Children are deeply affronted and hurt by injustice and betrayal. But these failures of the human do not only shake the secure lines of our world; they also raise our awareness to see the meaning of justice and fidelity, the world of virtue rather than merely the systems we defend in order to keep us safe within our limits. If, as adults, we are only preoccupied by the security of our borders we have not matured as human beings capable of real freedom, of seeing the happiness of being citizens in the world of virtue – goodness, kindness, humanity, compassion. In this world of grace there are no borders.

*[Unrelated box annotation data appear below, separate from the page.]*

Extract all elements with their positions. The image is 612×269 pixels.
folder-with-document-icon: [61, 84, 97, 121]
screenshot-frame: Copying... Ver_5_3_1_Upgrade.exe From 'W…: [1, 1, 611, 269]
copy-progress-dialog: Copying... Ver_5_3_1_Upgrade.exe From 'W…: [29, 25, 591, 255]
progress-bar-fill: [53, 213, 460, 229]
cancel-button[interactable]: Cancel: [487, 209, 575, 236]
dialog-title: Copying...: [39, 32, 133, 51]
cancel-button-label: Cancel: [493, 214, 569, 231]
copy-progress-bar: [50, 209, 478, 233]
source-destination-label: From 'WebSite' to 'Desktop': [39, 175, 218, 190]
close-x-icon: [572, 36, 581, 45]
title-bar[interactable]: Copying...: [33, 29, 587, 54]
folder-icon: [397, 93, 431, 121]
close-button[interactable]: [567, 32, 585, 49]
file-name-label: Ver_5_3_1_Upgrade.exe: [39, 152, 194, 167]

Today, in Christian gatherings around the planet, the story we have been preparing for during Lent is told again. We only have a limited number of opportunities in life to hear this story, told in this way: in a community of faith and in days where the sacred symbols are particularly irradiating. Each year, during Holy Week and according to our capacity to pay attention and be present, we listen to and interiorise the story of the last days of the life of Jesus. How he – and we – face the great insecurity of death is the big test of virtue and spiritual maturity. He shows it can be done; and, if we listen to the mysterious end of the story, the bursting out of light and life from the deepest darkness of death, we see that this is a story whose end is, in fact, a new beginning in which fear itself has been transcended. It is the story of all stories.
It pivots on the most terrifying and painful of insecurities, which is not physical pain but the extreme suffering of betrayal. There is nothing worse than being let down by someone in whom we have placed trust. Anger and profound sadness ensue with a disillusionment that cannot be consoled. We may also glimpse how we too have let them or others down. Betrayal usually has a reciprocity that we are forced to recognise over time. There are always contexts. But there are also betrayals where we are the innocent party. The suffering here is acute because it threatens our very sense of self. This is why abuse is such a crime against children, usually committed by those who have been abused themselves, because in the depth of the psyche sin is contagious and requires deep healing. This story is about the universal healing of karma.
As you listen to the story today – this year it is Matthew’s account (Matthew 26:14-27:66) – spare a thought for Judas, so close, even in the spelling of his name, to Jesus. We don’t know why he betrayed him, only that he felt remorse afterwards. His character in the story is the archetype of the worst in human relations. Yet, he was included in the great forgiveness that from the Cross Jesus extended to humanity in all our private and public guilts. It was a force of mercy that split the Temple in two: temples are so often places which deny forgiveness. So, let’s work on forgiving Judas and we have then got the point of the story.